When we were driving all over the world we saw some unusual animal crossing signs that were different from the typical signs for deer we see at home. As we bounced along some pretty rough roads we took these warnings seriously, can you imagine the damage an elephant will do to your car?
Camel crossing signs are common when driving the Arabian Desert in Jordan. Fortunately all the camels we saw were behind fences.
Who knew they had reindeer in Israel, but it sort of makes sense. This sign is unusual because it’s in three languages: Hebrew, Arabic and English.
In Dubai, horseback riding is a popular hobby among the Emirati. Apparently some of them break free now and then.

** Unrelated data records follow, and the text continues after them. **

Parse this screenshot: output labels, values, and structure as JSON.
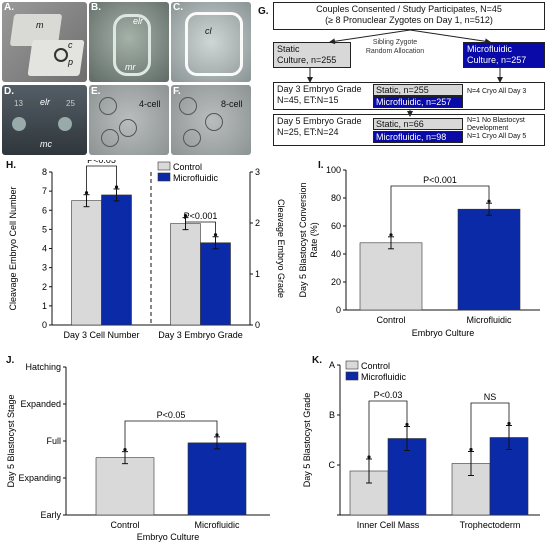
{
  "panel_labels": {
    "A": "A.",
    "B": "B.",
    "C": "C.",
    "D": "D.",
    "E": "E.",
    "F": "F.",
    "G": "G.",
    "H": "H.",
    "I": "I.",
    "J": "J.",
    "K": "K."
  },
  "photos": {
    "A": {
      "labels": [
        "m",
        "c",
        "p"
      ]
    },
    "B": {
      "labels": [
        "elr",
        "mr"
      ]
    },
    "C": {
      "labels": [
        "cl"
      ]
    },
    "D": {
      "labels": [
        "elr",
        "mc",
        "13",
        "25"
      ]
    },
    "E": {
      "labels": [
        "4-cell"
      ]
    },
    "F": {
      "labels": [
        "8-cell"
      ]
    }
  },
  "flow": {
    "top_line1": "Couples Consented / Study Participates, N=45",
    "top_line2": "(≥ 8 Pronuclear Zygotes on Day 1, n=512)",
    "sibling": "Sibling Zygote",
    "random": "Random Allocation",
    "static_line1": "Static",
    "static_line2": "Culture, n=255",
    "micro_line1": "Microfluidic",
    "micro_line2": "Culture, n=257",
    "d3_left1": "Day 3 Embryo Grade",
    "d3_left2": "N=45, ET:N=15",
    "d3_static": "Static, n=255",
    "d3_micro": "Microfluidic, n=257",
    "d3_right": "N=4 Cryo All Day 3",
    "d5_left1": "Day 5 Embryo Grade",
    "d5_left2": "N=25, ET:N=24",
    "d5_static": "Static, n=66",
    "d5_micro": "Microfluidic, n=98",
    "d5_right1": "N=1 No Blastocyst",
    "d5_right2": "Development",
    "d5_right3": "N=1 Cryo All Day 5"
  },
  "colors": {
    "control": "#d9d9d9",
    "microfluidic": "#0a2aa8",
    "navy_box": "#0a0aa8"
  },
  "chart_data": [
    {
      "id": "H",
      "type": "bar",
      "categories": [
        "Day 3 Cell Number",
        "Day 3 Embryo Grade"
      ],
      "series": [
        {
          "name": "Control",
          "values": [
            6.5,
            5.3
          ]
        },
        {
          "name": "Microfluidic",
          "values": [
            6.8,
            4.3
          ]
        }
      ],
      "left_axis": {
        "label": "Cleavage Embryo Cell Number",
        "ylim": [
          0,
          8
        ],
        "ticks": [
          0,
          1,
          2,
          3,
          4,
          5,
          6,
          7,
          8
        ]
      },
      "right_axis": {
        "label": "Cleavage Embryo Grade",
        "ylim": [
          0,
          3
        ],
        "ticks": [
          0,
          1,
          2,
          3
        ]
      },
      "annotations": [
        "P<0.05",
        "P<0.001"
      ],
      "legend": "top-right",
      "grid": false
    },
    {
      "id": "I",
      "type": "bar",
      "categories": [
        "Control",
        "Microfluidic"
      ],
      "values": [
        48,
        72
      ],
      "ylabel": "Day 5 Blastocyst Conversion Rate (%)",
      "xlabel": "Embryo Culture",
      "ylim": [
        0,
        100
      ],
      "ticks": [
        0,
        20,
        40,
        60,
        80,
        100
      ],
      "annotations": [
        "P<0.001"
      ],
      "grid": false
    },
    {
      "id": "J",
      "type": "bar",
      "categories": [
        "Control",
        "Microfluidic"
      ],
      "values": [
        1.55,
        1.95
      ],
      "ylabel": "Day 5 Blastocyst Stage",
      "xlabel": "Embryo Culture",
      "ylim": [
        0,
        4
      ],
      "tick_labels": [
        "Early",
        "Expanding",
        "Full",
        "Expanded",
        "Hatching"
      ],
      "annotations": [
        "P<0.05"
      ],
      "grid": false
    },
    {
      "id": "K",
      "type": "bar",
      "categories": [
        "Inner Cell Mass",
        "Trophectoderm"
      ],
      "series": [
        {
          "name": "Control",
          "values": [
            0.88,
            1.03
          ]
        },
        {
          "name": "Microfluidic",
          "values": [
            1.53,
            1.55
          ]
        }
      ],
      "ylabel": "Day 5 Blastocyst Grade",
      "ylim": [
        0,
        3
      ],
      "tick_labels": [
        "",
        "C",
        "B",
        "A"
      ],
      "annotations": [
        "P<0.03",
        "NS"
      ],
      "legend": "top-left",
      "grid": false
    }
  ]
}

At the top of this post is a kangaroo crossing sign that is seen throughout Australia. You really have to take them seriously, particularly at dusk when the kangaroos go bounding across the road as if they are attracted to the car’s headlights and become “roo’d kill.” While the koala pictured above will do less damage, they are so cute that drivers really hope to avoid them.

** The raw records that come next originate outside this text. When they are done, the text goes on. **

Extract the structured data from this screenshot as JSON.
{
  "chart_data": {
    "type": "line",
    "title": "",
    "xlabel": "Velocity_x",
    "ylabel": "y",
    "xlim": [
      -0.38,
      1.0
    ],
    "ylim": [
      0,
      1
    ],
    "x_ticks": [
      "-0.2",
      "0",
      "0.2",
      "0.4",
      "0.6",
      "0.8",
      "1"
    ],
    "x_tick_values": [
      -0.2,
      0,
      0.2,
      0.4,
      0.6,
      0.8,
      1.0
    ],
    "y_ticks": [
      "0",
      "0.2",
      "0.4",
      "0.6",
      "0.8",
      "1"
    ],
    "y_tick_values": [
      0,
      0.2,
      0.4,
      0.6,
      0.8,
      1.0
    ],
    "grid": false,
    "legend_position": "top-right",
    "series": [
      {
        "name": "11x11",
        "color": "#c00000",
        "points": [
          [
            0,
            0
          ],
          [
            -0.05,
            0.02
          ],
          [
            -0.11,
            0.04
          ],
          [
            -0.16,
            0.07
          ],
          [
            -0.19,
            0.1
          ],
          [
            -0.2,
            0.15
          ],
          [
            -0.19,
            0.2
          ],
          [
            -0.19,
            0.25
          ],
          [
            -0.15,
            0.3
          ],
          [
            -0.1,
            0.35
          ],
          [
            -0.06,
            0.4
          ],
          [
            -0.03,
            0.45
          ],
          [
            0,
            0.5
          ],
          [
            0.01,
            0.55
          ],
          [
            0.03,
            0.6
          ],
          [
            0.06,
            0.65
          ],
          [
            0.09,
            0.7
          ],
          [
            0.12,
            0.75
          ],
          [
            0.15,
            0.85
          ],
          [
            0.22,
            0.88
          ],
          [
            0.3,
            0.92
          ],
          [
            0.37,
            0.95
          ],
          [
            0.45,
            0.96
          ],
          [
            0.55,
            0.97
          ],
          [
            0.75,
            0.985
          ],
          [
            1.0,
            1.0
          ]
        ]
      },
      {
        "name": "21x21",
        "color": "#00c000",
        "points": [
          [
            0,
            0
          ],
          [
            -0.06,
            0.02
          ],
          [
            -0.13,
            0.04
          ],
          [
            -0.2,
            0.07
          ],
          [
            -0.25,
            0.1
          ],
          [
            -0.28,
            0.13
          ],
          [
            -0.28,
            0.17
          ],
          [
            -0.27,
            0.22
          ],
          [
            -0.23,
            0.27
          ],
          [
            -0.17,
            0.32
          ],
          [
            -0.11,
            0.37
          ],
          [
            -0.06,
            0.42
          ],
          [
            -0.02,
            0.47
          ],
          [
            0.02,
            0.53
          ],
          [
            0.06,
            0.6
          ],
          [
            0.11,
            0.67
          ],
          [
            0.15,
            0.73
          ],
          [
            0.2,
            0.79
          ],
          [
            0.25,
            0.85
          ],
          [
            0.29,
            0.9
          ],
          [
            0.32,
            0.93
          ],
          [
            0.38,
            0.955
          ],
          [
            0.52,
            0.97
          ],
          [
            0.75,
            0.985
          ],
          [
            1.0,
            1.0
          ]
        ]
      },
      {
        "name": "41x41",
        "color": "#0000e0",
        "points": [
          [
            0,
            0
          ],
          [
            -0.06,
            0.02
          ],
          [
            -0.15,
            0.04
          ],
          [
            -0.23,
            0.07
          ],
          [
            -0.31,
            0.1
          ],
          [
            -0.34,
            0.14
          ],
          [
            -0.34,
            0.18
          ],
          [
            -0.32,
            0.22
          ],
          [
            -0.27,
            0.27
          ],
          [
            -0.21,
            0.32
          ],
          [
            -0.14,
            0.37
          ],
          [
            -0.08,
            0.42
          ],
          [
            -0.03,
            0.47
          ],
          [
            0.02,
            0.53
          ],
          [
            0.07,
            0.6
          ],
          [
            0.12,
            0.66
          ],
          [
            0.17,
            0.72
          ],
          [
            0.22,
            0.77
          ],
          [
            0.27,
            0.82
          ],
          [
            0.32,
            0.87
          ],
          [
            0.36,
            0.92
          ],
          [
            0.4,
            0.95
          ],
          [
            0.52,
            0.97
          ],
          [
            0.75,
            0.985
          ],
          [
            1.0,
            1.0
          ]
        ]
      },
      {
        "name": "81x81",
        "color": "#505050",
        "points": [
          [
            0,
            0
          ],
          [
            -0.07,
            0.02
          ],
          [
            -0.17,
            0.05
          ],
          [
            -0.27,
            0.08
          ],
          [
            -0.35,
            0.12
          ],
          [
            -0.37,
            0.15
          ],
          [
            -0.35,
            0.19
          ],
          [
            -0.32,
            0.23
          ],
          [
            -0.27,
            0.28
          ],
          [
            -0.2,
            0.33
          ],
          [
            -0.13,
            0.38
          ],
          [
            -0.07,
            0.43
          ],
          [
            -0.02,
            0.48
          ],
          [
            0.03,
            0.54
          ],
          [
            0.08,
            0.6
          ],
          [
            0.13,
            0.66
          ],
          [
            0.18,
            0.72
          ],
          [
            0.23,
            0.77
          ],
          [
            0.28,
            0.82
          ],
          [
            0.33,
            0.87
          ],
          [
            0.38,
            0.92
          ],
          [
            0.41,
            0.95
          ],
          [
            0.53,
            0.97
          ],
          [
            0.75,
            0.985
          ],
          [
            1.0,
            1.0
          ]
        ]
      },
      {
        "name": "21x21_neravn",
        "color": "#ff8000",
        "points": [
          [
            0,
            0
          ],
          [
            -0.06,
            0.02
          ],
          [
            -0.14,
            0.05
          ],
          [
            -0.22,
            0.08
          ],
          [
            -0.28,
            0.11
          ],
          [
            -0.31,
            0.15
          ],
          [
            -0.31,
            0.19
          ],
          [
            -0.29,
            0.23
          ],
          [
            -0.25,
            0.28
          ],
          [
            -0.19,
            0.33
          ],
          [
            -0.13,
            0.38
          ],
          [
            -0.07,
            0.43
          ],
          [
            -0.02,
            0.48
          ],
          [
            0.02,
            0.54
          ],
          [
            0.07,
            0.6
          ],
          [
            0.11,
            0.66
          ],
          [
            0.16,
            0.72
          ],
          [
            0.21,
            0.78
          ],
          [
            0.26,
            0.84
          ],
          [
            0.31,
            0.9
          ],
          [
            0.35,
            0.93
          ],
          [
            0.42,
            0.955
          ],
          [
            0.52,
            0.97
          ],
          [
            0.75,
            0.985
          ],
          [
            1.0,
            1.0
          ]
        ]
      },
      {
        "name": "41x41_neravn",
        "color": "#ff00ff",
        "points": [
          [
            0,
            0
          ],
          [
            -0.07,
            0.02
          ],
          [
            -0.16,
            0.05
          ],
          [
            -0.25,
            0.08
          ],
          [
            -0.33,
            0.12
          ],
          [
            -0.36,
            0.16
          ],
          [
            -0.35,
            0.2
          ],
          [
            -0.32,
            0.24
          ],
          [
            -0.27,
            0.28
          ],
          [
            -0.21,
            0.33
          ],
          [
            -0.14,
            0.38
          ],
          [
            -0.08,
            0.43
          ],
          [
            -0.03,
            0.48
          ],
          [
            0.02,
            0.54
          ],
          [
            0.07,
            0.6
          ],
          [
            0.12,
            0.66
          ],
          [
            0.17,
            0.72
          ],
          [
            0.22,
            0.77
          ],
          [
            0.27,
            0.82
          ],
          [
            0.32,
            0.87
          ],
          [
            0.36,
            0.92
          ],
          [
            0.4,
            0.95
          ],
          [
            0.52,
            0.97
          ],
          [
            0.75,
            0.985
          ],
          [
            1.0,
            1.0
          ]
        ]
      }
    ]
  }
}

Drivers get two for one on this sign in the Australian Outback as they look out for cows and sheep.
We’re not sure why these birds in New Zealand couldn’t just fly across the road.
Elephants were a common sight in Namibia. But they lumber along so slowly we doubt they’d be much of a problem.
We saw literally thousands of warthogs by the side of the road in Namibia. They are one of the funniest looking animals around. Smart too, unlike the kangaroos in Australia, we never saw a warthog crossing the road.
Meerkats, similar to prairie dogs, are all over Namibia. We stayed at one lodge wear a local meerkat was pretty tame and scurried around the restaurant.
A multi-purpose sign for zebras, warthogs and kudu on the Erongo Plain in Namibia.
Namibia is so sparsely populated we never saw a crossing sign for this rare animal.
Cattle crossing signs are fairly common around the world but we liked how they rakishly add horns in Spain. Ole!
Watch out speed racers for slow crossing turtles on Tybee Island in South Carolina.
Well in London this is called a zebra crossing so it fits here. Can you guess what Fab road this is?